Gavin: So how and when did you get picked to start running 4th Street?
Russ: I use to rent space from Wagner's for my cabinet shop. after the owners went through 2 other managers (problems with accounting for missing money and one that was reported of having carried a gun to collect rent...) the timing was right on me closing the cabinet shop and their need for someone they could trust and had a knack for communication and problem solving.
Gavin: What were some of the changes the building went through during the 70's and into the 90's?
Russ: Biggest changes were when I took over management. The park and the viaduct in front of building was haven for drug deals. I called Pioneer park Drive Through Drugs. Addict could find their way into the building to shoot up and flush their trash down the toilet. I had to pull the toilet as often as 3 times a week to get the syringes and aluminum can bottoms out of the toilet. New locks, surveillance camera made a big improvement.
Gavin: In recent years the building has undergone some renovations and changes to keep it thriving. Can you tell us about those changes?
Russ: The biggest change came in the 90's when the city closed the building requiring a major overhaul to bring this 90 year old building up to code. This last year we decided to be a Green building. Installed hand dryers in all the bathrooms and recycling containers for the trash
Gavin: Something a lot of people may not know is that the building is only for practice and has no recording studio. Have there ever been plans to put one in, or do you believe it works better as just a practice area?
Russ: It is impossible to effectively (economically) sound proof for a recording studio. The economic climate and limited financial resources of most of tenants is increasingly making it difficult to buffer the bottom line. there maybe hope on the horizon. There are rumors for the tenant's to form a non-profit association of musicians to qualify to receive grants to help subsidize their rents.
Gavin: What do you think when people say it's a musical landmark in the scene?
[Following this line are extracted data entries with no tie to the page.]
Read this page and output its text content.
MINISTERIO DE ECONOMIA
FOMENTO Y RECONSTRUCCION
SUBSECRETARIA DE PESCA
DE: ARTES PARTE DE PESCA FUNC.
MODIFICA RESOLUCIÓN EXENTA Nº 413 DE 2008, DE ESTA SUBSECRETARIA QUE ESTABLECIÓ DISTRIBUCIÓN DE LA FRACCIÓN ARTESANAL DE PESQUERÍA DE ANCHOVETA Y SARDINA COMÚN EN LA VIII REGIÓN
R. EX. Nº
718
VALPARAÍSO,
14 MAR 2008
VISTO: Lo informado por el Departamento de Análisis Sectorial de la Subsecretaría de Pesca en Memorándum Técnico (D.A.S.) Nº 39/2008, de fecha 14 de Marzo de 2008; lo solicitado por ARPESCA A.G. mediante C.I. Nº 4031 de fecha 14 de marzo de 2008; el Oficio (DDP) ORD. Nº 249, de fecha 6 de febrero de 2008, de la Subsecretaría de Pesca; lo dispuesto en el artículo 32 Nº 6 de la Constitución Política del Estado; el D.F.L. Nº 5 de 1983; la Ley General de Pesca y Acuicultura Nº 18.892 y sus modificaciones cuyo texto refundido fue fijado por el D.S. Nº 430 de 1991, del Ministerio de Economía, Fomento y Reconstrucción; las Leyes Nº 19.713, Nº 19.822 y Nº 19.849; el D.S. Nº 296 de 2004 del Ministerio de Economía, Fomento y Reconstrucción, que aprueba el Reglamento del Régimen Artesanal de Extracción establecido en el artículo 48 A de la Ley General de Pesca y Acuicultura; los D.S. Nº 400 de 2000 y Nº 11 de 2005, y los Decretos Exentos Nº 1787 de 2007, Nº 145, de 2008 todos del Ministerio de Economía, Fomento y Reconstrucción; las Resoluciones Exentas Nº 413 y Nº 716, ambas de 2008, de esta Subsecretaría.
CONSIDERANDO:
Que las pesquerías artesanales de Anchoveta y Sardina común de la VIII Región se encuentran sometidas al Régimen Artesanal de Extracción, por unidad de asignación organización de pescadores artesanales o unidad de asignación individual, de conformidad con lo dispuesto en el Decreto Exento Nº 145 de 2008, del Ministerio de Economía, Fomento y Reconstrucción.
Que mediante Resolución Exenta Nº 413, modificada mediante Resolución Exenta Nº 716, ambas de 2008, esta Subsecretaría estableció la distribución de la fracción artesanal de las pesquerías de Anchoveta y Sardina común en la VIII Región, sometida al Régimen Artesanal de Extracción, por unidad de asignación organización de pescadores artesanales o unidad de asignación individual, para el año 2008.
Russ: I have not given it much thought. I have been associated with this building for about 22 years. It has been so gradual for me I have never noticed this business as a land mark. I guess it is much like watching a tree grow... it just happens without much notice for those of us that live it every day.
Gavin: A little on the local music scene, is there anything you believe could be done to help make our scene bigger or better?
Russ: Today money is a big problem for everyone. Dialog with the performing art community and new struggling musicians could be a big help. Positively Fourth Street is sensitive to the financial struggle young musicians are faced with.
Gavin: For musicians who don't know the setup, tell us how people would go about renting space and the details behind using the space.
Russ: Send me and email email@example.com if you want to get on a mailing e-list to receive notices when a unit becomes available. First month's rent in advance and a security deposit. There are incidentals such as a lock change charge for re keying the lock on the door, also a fee for security pass and proximity key to enter the building. the proximity key is used to enter and exit the building which also track who is in the building at all times. Guest are discouraged but not prohibited. it is our mission to provide a clean, secure place for bands to practice (not a place to hang out and party - a big problem in the beginning).
Gavin: What can we expect from Positively 4th Street the rest of the year?
Russ: New is the proximity card entry system replacing the old sign in log, a welcome improvement on security for the tenants and management. We are recent E-Myth converts and are working on systematizing the business.
Gavin: Is there anything you'd like to plug or promote?
Russ: This is a unique business that fills a need in the community; other places for musicians to practice are needed.